Arden lunged forward, her hand closing around Lark’s thin arm. “Listen to us,” she hissed. Lark flinched at her hot breath. “Listen to what we’re saying. They need to populate the City. How do you think they’re going to do that? How?”

 

“Get off me,” Lark said, shaking her arm. “You’re crazy.” But as she slunk into the corner, her voice was softer, less certain.

 

“If you want to be some sow for the rest of your life, then you can,” Arden went on. She leveled a finger at Lark. “But we’re not going back to the Schools, I won’t, I’m not going to—” Her mouth twisted before she could get the words out. When she sat down her body seemed so much smaller and weaker than before.

 

I felt someone watching us and I turned, meeting Fletcher’s gaze in the dusty rearview mirror. The music faded and he slid open the back window of the cab.

 

“Don’t you worry, my pretty sweetheart,” he said. “I’m not taking you back to School.” He lowered the mirror to look at Arden’s bare legs. “Three ladies . . . so pure? I could get much more for you elsewhere.”

 

With that he dialed up the music again, rapping his fingers against the side door. Come an’ take-ake-ake your time-ime and dance with me! Ow!

 

Arden didn’t speak. Instead she tried the metal lock on the cage again, banging at it until her fingers were red. The landscape whipped by us, a blur of yellow dirt. The tree branches reached toward the road like gnarled fingers.

 

“What does he mean?” Lark asked, looking up at me. Her lower lip trembled as she spoke.

 

I hated her right then, this stranger, for being so familiar to me. In her face I saw someone I used to be, a girl who was so sure of the purpose of School, with its walls and its rules and the orderly lines that filed past the bedrooms and into the dining hall.
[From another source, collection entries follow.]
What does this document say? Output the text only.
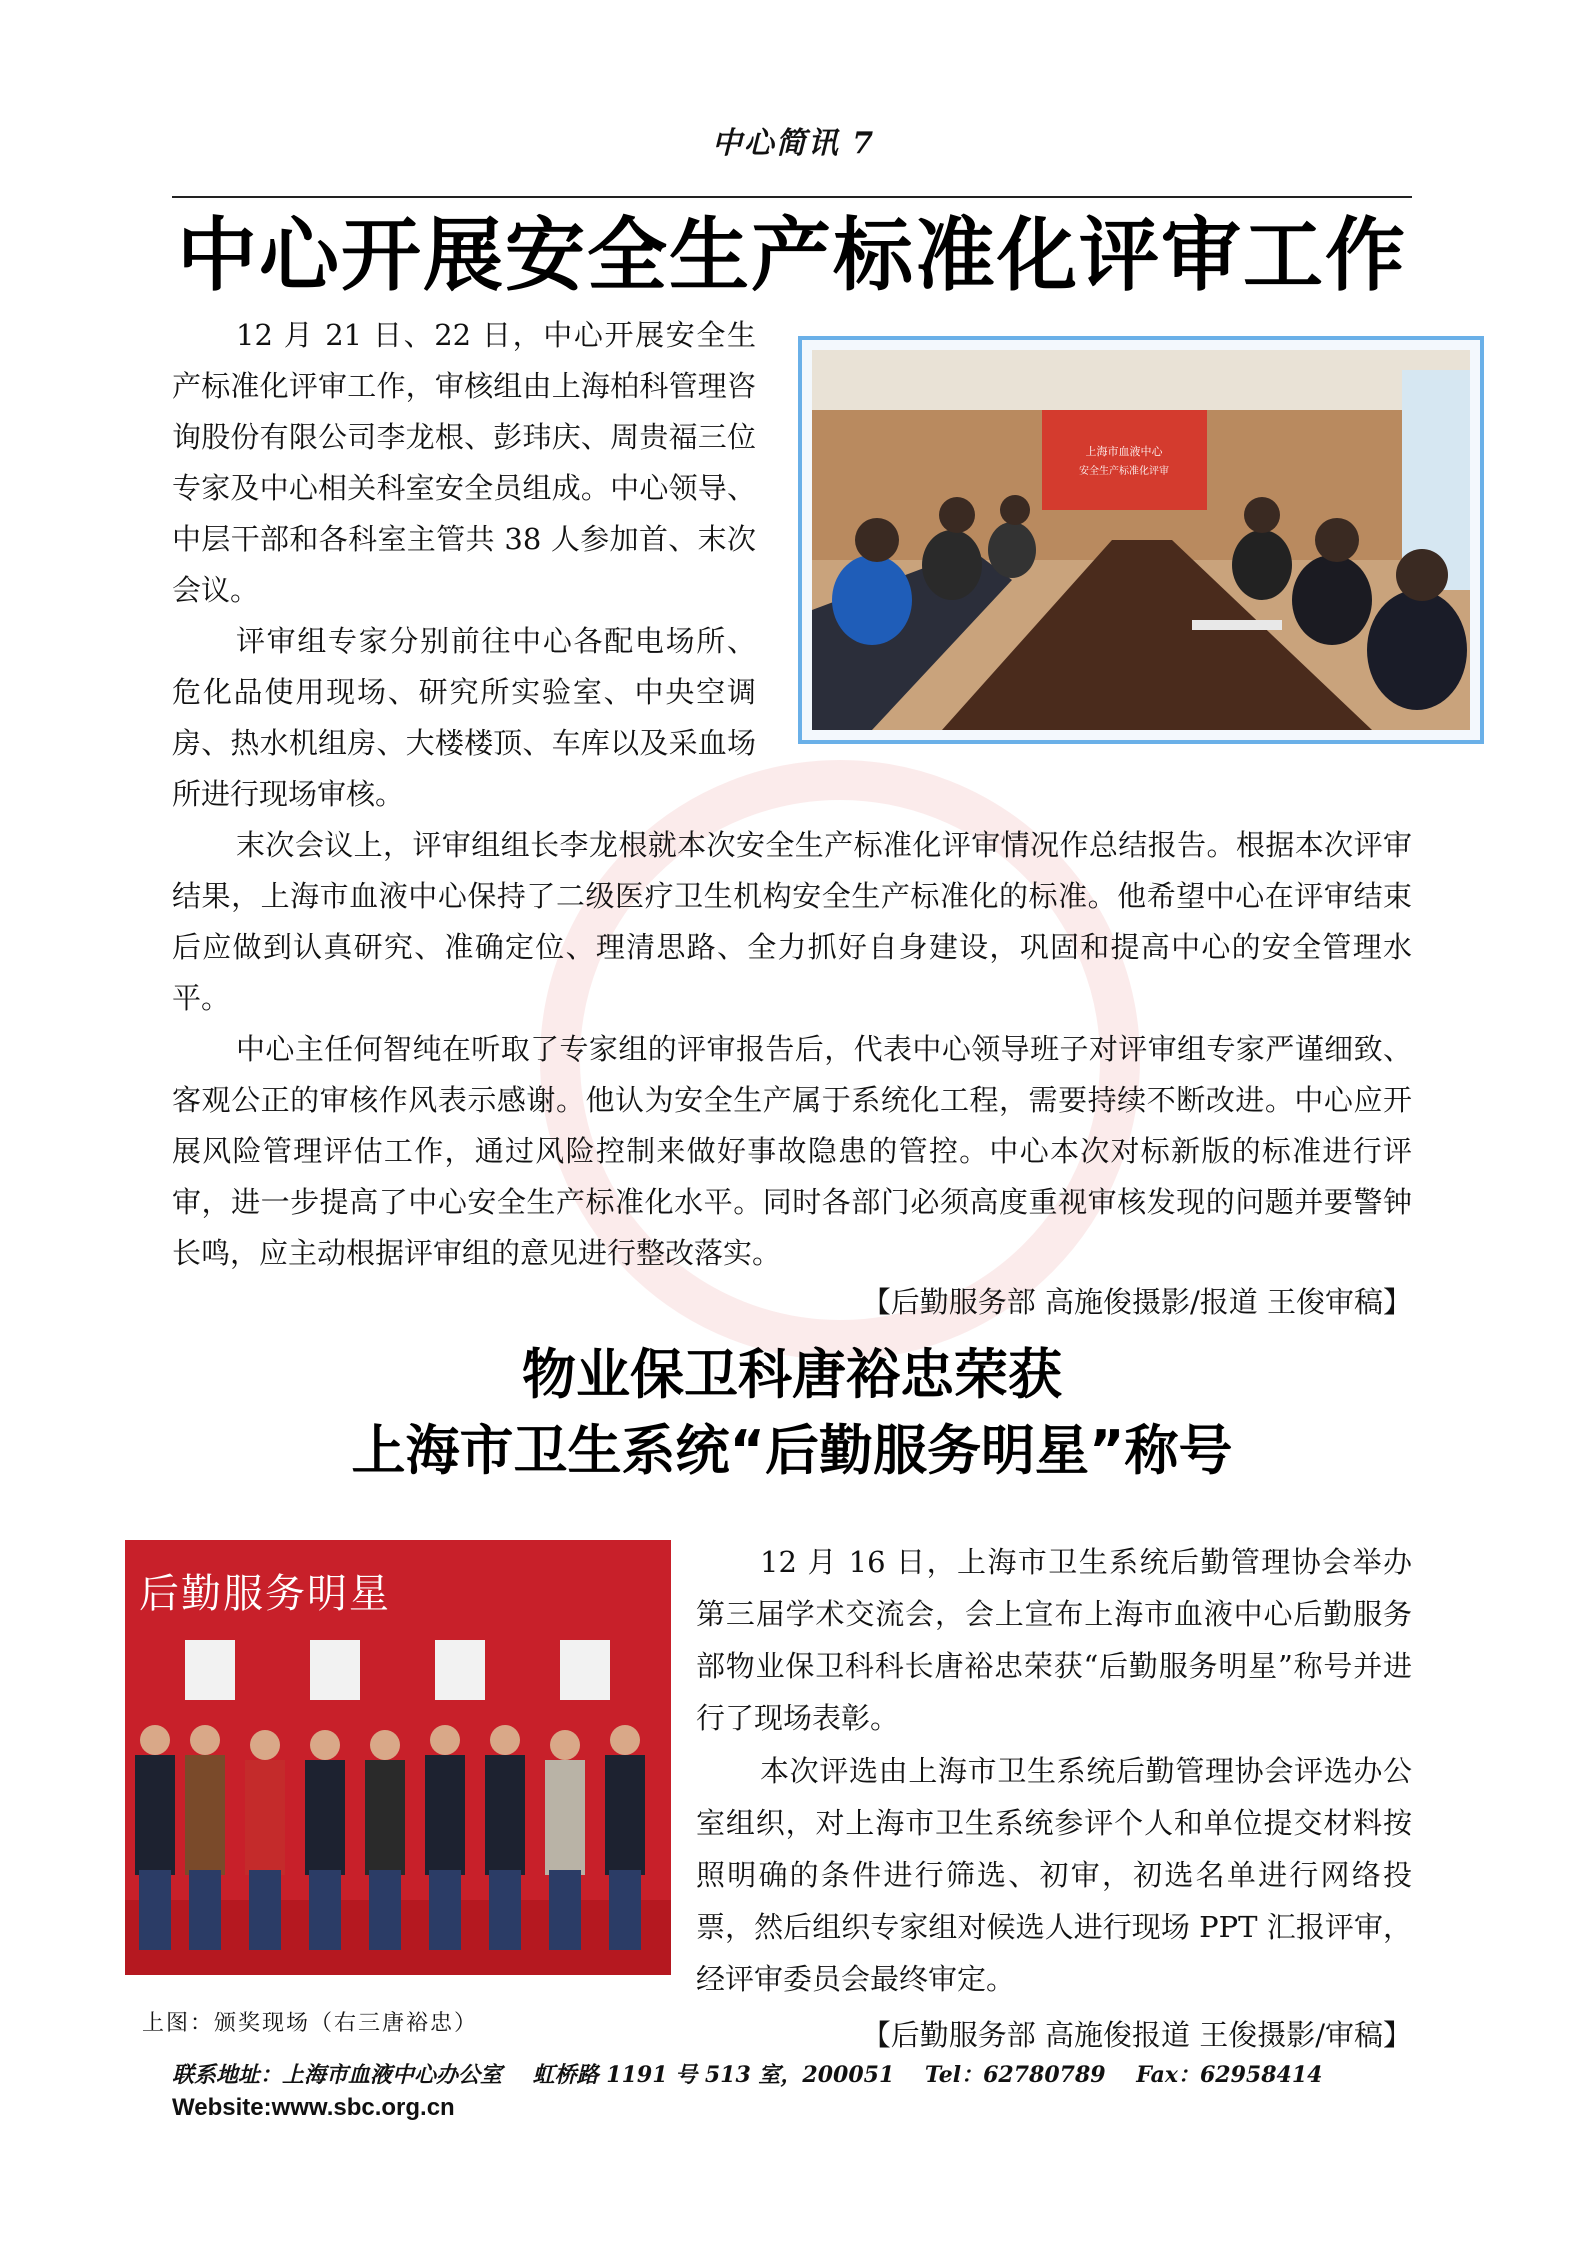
中心简讯 7
中心开展安全生产标准化评审工作

12 月 21 日、22 日，中心开展安全生产标准化评审工作，审核组由上海柏科管理咨询股份有限公司李龙根、彭玮庆、周贵福三位专家及中心相关科室安全员组成。中心领导、中层干部和各科室主管共 38 人参加首、末次会议。

评审组专家分别前往中心各配电场所、危化品使用现场、研究所实验室、中央空调房、热水机组房、大楼楼顶、车库以及采血场所进行现场审核。

上海市血液中心
安全生产标准化评审

末次会议上，评审组组长李龙根就本次安全生产标准化评审情况作总结报告。根据本次评审结果，上海市血液中心保持了二级医疗卫生机构安全生产标准化的标准。他希望中心在评审结束后应做到认真研究、准确定位、理清思路、全力抓好自身建设，巩固和提高中心的安全管理水平。

中心主任何智纯在听取了专家组的评审报告后，代表中心领导班子对评审组专家严谨细致、客观公正的审核作风表示感谢。他认为安全生产属于系统化工程，需要持续不断改进。中心应开展风险管理评估工作，通过风险控制来做好事故隐患的管控。中心本次对标新版的标准进行评审，进一步提高了中心安全生产标准化水平。同时各部门必须高度重视审核发现的问题并要警钟长鸣，应主动根据评审组的意见进行整改落实。

【后勤服务部 高施俊摄影/报道 王俊审稿】
物业保卫科唐裕忠荣获
上海市卫生系统“后勤服务明星”称号
后勤服务明星
上图：颁奖现场（右三唐裕忠）

12 月 16 日，上海市卫生系统后勤管理协会举办第三届学术交流会，会上宣布上海市血液中心后勤服务部物业保卫科科长唐裕忠荣获“后勤服务明星”称号并进行了现场表彰。

本次评选由上海市卫生系统后勤管理协会评选办公室组织，对上海市卫生系统参评个人和单位提交材料按照明确的条件进行筛选、初审，初选名单进行网络投票，然后组织专家组对候选人进行现场 PPT 汇报评审，经评审委员会最终审定。

【后勤服务部 高施俊报道 王俊摄影/审稿】
联系地址：上海市血液中心办公室    虹桥路 1191 号 513 室，200051    Tel：62780789    Fax：62958414
Website:www.sbc.org.cn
She thought she could go somewhere else and be given something different, something better. Another future.

 

“You’re getting your wish,” I said, unable to stop the cold words from escaping my lips. “You’re not going to see the Headmistress again.”

 

 

 

 

 

Chapter Twenty-four

 

WE SAT IN THAT TRUCK FOR HOURS, OUR LUNGS CAKED with dirt. Even the sun abandoned us, sinking low between the trees. We’d fallen in and out of sleep, thinking we had time—time to prepare, time to escape—but then the gadget at Fletcher’s belt called out, waking us.

 

“Fletcher, you devil! What’s your ETA? I have too much demand and not enough supply.”

 

I was pressed into one corner. Lark slept in the other, and Arden curled up in a ball at my side, their faces just visible in the reddish glow from the taillights.

 

Fletcher brought the strange radio to his mouth, pushing a button on its side to stop the static. “Cool your crotch,” he chuckled. “I’m camping for the night. We’ll be there in the morning.”

 

Static filled the air, then a callous laugh. “Tell me what you got. Come on, give the boys a little preview.”

 

I imagined the same men I’d seen by the shack, their hides tanned to a leathery brown, gathered under a tarp in camp, awaiting our arrival. I pressed my nose through the bars, desperate for more air.

 

“They’re all steamers,” Fletcher offered, his eyes glancing at us in the rearview mirror. “I’ll give them to you tomorrow, you crud guzzler.” He threw the radio down and turned his music on again.

 

Back at School, I had once argued for the goodness of people, and the great capacity for change. But listening to him laugh, the radio held lightly in his hand, I sensed only depravity. One thing Teacher Agnes had said was true, even now: Some men saw women purely as a commodity. Like fuel, rice, or canned meat.

 

Arden watched me from the side of the cage, turned so her back was to him. “We have to get out of here,” she whispered. “Tonight.”

 

“But he’ll kill us,” Lark said, pulling the worn blanket over her legs.